When the initial awe wore off, numbers began swirling around in my head as I started considering how much it had to cost. Driver, fuel, maintenance, cleaning, and who knew what else. The tour projections in my files indicated profits, but I wondered how that was possible with such an expensive bus. The sight of the glittering behemoth left me with a nagging feeling that this assignment wasn’t going to be easy.
The next thing I knew, Chewie started moving the weird device up and down as if he was scanning me.
"Uh, what are you doing?" I said, instinctively holding up my hands behind my head. "This is all starting to feel a little like the TSA."

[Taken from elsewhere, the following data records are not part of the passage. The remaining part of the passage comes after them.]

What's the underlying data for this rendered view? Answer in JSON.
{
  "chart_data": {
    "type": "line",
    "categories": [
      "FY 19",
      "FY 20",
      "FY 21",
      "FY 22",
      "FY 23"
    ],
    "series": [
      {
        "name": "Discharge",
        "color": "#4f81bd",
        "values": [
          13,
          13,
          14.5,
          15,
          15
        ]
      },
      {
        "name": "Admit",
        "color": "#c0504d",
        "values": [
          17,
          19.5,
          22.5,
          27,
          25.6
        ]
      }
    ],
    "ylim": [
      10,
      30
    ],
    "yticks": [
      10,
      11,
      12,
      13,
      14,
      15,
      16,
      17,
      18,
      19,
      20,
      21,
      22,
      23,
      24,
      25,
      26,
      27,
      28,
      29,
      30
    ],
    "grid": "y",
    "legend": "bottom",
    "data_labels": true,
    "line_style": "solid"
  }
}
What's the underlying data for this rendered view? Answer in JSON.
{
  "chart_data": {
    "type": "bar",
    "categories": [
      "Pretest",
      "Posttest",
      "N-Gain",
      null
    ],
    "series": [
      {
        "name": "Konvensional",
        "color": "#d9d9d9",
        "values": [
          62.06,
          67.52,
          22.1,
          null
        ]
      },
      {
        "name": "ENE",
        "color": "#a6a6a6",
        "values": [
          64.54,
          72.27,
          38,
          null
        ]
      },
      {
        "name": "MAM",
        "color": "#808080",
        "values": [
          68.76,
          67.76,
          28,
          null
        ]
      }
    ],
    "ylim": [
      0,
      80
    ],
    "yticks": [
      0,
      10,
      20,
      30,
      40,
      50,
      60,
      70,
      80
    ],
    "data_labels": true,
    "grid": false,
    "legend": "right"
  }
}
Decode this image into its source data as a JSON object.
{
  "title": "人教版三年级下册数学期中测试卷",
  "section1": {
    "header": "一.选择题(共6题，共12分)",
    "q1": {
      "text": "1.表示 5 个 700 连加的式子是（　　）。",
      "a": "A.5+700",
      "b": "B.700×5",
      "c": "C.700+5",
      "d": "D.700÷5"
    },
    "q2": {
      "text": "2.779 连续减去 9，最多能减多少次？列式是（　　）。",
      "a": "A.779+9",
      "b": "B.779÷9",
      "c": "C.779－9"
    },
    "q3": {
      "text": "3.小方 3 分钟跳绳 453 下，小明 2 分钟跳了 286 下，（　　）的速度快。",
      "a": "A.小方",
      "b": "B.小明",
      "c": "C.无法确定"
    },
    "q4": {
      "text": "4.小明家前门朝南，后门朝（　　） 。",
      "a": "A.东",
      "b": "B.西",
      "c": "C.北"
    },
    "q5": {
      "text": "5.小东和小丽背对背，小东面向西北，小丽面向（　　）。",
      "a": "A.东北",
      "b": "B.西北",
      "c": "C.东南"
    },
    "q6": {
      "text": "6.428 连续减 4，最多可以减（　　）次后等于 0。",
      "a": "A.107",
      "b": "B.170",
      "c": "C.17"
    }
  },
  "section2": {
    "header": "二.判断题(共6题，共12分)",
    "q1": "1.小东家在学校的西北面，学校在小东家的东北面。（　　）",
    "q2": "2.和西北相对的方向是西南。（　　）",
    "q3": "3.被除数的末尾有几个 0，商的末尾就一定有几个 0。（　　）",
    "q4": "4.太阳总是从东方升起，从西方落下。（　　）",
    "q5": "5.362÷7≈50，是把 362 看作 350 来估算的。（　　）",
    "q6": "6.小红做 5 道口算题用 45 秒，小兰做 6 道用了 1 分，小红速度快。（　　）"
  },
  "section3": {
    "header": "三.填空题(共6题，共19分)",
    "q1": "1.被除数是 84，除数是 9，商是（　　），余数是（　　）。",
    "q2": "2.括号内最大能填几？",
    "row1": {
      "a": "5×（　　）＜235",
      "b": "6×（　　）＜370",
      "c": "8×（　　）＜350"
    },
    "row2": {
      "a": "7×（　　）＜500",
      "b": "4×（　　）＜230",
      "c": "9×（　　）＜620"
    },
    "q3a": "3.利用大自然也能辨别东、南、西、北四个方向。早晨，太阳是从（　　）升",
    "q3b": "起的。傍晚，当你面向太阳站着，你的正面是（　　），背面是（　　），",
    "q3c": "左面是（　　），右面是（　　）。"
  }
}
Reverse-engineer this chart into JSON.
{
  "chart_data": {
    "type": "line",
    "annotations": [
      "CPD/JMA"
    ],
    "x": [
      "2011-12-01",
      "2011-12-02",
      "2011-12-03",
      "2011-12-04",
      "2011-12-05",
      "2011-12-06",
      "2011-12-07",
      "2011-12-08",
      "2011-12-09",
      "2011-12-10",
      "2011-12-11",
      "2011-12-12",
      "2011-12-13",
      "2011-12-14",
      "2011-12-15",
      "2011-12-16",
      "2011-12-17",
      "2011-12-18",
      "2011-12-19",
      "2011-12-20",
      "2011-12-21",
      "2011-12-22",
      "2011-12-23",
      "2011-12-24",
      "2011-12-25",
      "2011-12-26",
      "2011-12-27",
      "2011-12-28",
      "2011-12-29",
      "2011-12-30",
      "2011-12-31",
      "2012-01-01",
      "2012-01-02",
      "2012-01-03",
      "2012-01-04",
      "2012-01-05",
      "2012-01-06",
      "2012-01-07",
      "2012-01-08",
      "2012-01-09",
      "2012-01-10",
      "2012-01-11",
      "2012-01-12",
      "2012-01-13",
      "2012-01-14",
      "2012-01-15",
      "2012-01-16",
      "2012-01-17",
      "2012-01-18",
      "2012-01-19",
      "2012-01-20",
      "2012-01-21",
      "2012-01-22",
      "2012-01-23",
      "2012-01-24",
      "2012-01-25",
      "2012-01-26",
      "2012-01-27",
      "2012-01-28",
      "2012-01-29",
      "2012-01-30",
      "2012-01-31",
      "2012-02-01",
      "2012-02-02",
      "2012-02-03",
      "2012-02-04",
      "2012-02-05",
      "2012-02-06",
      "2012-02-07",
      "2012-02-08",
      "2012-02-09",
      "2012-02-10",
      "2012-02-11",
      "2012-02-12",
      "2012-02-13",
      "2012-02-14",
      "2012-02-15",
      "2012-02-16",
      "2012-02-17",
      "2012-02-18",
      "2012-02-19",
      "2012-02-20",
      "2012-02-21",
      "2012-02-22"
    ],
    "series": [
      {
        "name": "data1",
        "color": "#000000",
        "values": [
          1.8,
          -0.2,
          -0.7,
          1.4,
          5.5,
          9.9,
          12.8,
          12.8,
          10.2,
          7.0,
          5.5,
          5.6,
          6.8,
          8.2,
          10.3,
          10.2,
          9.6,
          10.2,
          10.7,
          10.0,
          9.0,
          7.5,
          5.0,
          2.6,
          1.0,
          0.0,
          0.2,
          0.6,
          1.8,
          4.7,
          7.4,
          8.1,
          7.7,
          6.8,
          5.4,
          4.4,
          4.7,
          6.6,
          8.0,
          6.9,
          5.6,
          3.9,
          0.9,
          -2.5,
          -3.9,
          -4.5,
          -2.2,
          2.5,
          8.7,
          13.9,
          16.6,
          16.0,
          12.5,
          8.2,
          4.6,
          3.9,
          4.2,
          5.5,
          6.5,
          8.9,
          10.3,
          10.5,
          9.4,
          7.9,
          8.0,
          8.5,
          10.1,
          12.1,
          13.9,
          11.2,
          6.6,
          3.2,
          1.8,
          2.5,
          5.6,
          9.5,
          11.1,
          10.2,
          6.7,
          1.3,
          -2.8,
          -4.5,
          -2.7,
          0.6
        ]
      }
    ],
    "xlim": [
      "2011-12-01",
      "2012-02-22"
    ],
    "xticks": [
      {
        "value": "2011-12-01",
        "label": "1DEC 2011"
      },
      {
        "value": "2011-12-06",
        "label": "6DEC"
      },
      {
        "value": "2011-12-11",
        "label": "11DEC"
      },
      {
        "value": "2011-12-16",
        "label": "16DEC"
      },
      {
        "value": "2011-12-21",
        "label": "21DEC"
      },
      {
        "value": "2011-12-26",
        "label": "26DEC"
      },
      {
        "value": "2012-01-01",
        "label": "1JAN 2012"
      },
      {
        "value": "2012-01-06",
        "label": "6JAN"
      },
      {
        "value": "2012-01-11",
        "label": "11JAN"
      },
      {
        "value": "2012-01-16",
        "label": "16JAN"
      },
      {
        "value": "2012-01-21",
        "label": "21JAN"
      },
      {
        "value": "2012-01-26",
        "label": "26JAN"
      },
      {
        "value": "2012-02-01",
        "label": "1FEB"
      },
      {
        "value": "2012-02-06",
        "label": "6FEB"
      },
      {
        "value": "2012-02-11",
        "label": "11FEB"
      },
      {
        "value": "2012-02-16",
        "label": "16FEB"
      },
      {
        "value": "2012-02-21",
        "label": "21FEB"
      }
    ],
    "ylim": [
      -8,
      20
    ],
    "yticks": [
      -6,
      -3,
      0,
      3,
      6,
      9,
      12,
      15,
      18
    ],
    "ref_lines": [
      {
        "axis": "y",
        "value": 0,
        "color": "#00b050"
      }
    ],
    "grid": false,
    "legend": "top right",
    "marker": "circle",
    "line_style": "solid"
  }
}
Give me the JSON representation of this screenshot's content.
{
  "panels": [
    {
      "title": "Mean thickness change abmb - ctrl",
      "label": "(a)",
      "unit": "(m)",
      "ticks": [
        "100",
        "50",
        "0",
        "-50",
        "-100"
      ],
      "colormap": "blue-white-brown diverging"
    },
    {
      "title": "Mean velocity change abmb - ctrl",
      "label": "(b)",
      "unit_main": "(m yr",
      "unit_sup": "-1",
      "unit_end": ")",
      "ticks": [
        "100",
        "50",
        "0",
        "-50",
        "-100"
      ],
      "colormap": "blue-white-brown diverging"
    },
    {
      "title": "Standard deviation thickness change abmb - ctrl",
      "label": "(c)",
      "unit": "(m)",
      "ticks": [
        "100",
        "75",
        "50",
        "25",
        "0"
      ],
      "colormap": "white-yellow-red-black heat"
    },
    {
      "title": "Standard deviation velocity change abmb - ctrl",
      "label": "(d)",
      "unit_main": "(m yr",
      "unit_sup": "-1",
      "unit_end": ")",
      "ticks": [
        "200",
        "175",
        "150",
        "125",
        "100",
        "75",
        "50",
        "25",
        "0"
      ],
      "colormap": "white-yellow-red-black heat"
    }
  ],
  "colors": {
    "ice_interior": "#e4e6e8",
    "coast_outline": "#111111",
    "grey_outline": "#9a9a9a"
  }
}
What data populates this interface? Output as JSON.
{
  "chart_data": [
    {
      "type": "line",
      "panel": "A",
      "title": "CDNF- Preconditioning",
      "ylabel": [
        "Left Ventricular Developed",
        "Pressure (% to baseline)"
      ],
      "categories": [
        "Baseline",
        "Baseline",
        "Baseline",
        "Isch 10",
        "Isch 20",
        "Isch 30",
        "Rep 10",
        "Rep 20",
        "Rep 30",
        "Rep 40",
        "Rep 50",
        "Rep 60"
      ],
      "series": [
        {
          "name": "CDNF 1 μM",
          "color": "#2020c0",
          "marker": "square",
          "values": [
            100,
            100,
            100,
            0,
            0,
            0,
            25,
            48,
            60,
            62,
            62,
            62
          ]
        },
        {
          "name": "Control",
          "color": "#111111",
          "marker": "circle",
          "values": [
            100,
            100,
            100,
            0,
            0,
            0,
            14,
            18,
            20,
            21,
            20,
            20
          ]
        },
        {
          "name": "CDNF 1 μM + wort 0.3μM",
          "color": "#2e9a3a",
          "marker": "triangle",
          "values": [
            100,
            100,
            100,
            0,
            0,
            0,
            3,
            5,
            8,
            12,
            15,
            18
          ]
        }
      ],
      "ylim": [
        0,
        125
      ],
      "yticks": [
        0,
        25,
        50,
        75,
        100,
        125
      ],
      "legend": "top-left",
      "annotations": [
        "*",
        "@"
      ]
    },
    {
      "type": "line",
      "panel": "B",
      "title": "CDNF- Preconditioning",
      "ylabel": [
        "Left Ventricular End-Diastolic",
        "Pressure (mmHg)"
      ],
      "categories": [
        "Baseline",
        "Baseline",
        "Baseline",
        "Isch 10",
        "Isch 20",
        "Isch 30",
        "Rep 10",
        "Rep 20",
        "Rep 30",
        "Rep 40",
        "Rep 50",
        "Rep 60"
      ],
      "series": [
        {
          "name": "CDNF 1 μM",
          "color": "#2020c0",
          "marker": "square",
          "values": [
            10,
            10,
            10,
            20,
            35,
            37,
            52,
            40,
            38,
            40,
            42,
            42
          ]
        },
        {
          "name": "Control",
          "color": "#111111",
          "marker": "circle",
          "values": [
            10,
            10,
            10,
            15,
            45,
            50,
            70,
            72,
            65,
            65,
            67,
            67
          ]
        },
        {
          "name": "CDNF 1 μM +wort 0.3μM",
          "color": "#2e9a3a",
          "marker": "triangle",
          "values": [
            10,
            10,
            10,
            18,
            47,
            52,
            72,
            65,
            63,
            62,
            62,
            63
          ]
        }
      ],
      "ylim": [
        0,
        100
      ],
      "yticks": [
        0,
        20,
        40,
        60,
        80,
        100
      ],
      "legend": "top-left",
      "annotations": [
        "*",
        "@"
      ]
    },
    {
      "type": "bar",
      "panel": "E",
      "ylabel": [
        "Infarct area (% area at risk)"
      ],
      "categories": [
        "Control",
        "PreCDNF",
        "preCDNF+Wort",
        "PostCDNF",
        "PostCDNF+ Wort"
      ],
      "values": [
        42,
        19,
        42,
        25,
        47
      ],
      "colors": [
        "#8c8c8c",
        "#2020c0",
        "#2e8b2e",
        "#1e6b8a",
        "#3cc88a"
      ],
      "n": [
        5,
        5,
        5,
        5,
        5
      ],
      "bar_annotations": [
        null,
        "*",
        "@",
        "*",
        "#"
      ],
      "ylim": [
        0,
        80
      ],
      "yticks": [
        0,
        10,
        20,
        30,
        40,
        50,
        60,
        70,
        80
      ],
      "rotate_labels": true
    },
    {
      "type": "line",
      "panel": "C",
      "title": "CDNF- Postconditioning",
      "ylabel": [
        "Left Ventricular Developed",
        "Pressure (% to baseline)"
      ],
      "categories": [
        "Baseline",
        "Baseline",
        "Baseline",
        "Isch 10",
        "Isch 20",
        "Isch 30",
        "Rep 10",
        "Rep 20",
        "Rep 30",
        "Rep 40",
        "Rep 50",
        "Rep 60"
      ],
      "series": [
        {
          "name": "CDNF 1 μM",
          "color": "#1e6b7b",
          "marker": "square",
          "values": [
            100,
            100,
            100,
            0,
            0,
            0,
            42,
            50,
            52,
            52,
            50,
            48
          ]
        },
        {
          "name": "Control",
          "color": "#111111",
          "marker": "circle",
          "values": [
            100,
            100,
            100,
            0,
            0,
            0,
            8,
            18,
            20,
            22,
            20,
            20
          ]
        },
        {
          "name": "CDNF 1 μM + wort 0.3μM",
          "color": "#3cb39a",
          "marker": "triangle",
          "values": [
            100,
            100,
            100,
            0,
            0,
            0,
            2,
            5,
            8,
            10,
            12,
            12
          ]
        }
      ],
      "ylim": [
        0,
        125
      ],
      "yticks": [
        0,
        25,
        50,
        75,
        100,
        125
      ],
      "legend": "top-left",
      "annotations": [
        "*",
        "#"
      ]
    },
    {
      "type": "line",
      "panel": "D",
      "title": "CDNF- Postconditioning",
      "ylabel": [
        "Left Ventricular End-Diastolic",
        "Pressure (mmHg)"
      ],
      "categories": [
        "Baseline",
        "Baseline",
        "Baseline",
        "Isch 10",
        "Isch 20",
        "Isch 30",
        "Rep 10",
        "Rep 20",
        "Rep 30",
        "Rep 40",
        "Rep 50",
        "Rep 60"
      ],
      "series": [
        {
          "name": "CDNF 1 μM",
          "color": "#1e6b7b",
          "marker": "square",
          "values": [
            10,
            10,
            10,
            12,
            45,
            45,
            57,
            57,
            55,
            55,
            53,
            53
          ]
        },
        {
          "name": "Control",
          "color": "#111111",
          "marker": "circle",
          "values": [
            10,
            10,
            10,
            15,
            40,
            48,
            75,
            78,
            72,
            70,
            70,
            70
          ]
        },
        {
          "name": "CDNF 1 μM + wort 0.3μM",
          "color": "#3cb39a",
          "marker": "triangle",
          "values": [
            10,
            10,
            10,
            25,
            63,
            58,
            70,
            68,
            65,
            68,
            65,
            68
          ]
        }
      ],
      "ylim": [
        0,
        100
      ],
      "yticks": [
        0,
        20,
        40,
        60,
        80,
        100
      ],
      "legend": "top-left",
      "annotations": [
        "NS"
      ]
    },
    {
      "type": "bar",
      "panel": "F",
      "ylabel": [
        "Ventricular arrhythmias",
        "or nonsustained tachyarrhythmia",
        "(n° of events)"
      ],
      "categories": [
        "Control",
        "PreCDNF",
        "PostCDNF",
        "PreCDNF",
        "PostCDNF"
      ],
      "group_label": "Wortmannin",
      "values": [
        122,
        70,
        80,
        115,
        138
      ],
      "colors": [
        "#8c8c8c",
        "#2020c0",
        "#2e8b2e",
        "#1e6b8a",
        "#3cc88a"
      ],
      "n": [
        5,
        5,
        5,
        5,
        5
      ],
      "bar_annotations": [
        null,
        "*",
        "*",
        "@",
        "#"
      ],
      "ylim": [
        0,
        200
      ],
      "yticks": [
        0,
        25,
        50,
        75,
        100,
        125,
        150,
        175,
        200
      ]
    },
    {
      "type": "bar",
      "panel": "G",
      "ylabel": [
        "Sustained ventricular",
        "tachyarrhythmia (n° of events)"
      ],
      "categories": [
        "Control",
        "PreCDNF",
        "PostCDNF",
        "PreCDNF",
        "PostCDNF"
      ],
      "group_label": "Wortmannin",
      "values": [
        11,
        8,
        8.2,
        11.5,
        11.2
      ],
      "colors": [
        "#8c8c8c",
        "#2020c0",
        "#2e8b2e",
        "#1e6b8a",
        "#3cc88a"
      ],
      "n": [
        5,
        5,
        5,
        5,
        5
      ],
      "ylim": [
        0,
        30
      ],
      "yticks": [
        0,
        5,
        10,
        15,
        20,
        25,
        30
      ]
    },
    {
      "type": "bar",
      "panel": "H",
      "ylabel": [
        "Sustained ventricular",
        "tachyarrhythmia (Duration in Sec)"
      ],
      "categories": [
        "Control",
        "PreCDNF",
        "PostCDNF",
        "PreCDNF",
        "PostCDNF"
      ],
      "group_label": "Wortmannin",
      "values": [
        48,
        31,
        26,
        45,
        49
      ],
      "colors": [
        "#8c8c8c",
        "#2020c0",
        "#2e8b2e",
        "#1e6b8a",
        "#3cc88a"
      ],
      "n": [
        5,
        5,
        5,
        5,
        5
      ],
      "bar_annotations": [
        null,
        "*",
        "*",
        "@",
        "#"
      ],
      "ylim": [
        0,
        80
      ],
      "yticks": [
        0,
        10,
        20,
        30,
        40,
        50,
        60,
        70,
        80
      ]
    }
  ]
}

"You can leave your hands down," Chewie said nonchalantly. "I’m just checking you out for ghosts. This is the same detector Lady Dada uses when she goes on tour."
I looked at him skeptically. "That has to be a joke, right?"
"For fifty grand, it’d better not be a joke," he said, checking the read-out. "Nope, you’re cool. No ghosts here."
"So why would Lady Dada use a . . . wait, did you just say fifty grand?!" I couldn’t believe that bogus device had cost so much.
"Well yeah," Chewie said as if I was the dense one. "You get what you pay for. No way I’d go with one of those cheap detectors that couldn’t detect a ghost from a thetan. Only suckers would get those."